This isn't a defense, just an explanation... but it is also an explanation of why the entire idea of "we'll not give blind people a way past the CAPTCHA but just give a pass to 'real' blind people so we can pass ADA", which is that it should have been transparently obvious that this approach is completely infeasible and unscalable. As big as Google, Facebook, or Amazon are, they would struggle under the load of trying to create a system for determining who is "truly" blind... and that's still true if we ignore questions like exactly what "blind" is anyhow.
This shouldn't have gotten deployed and then become a problem; it should have been a 5 minute diversion in the meeting where it was proposed to analyze it's completely infeasible and never made it to so much as the design phase, let alone the deployment phase.

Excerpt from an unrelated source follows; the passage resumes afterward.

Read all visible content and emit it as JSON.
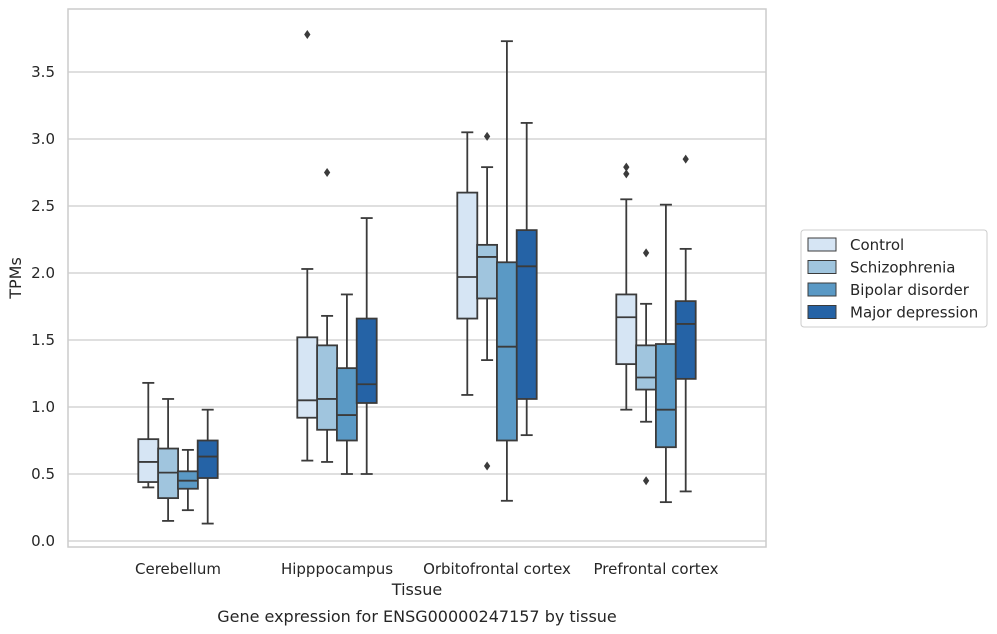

If you had a system for completely accurately identifying characteristics like "who is blind" in the presence of extremely hostile attacks on the system, you'd have something far more valuable than the CAPTCHA system itself! The whole idea intrinsically depends on having a stronger solution to the problems CAPTCHAs are meant to solve than the CAPTCHA system itself provides... it's fundamentally a logically unsound idea.
In terms of CAPTCHAs being valuable – the other day I couldn’t for the life of me solve a captcha. It was one of those “Solve the implicit question in the picture” kind where it can be hard to tell what it’s even asking you to do.
So I took a screenshot and put it in chatgpt. Got it right immediately.
The real detection mechanism is that you’re moving your mouse, thinking, and generally being slower than a bot anyway. The captcha itself is just a pointless annoyance.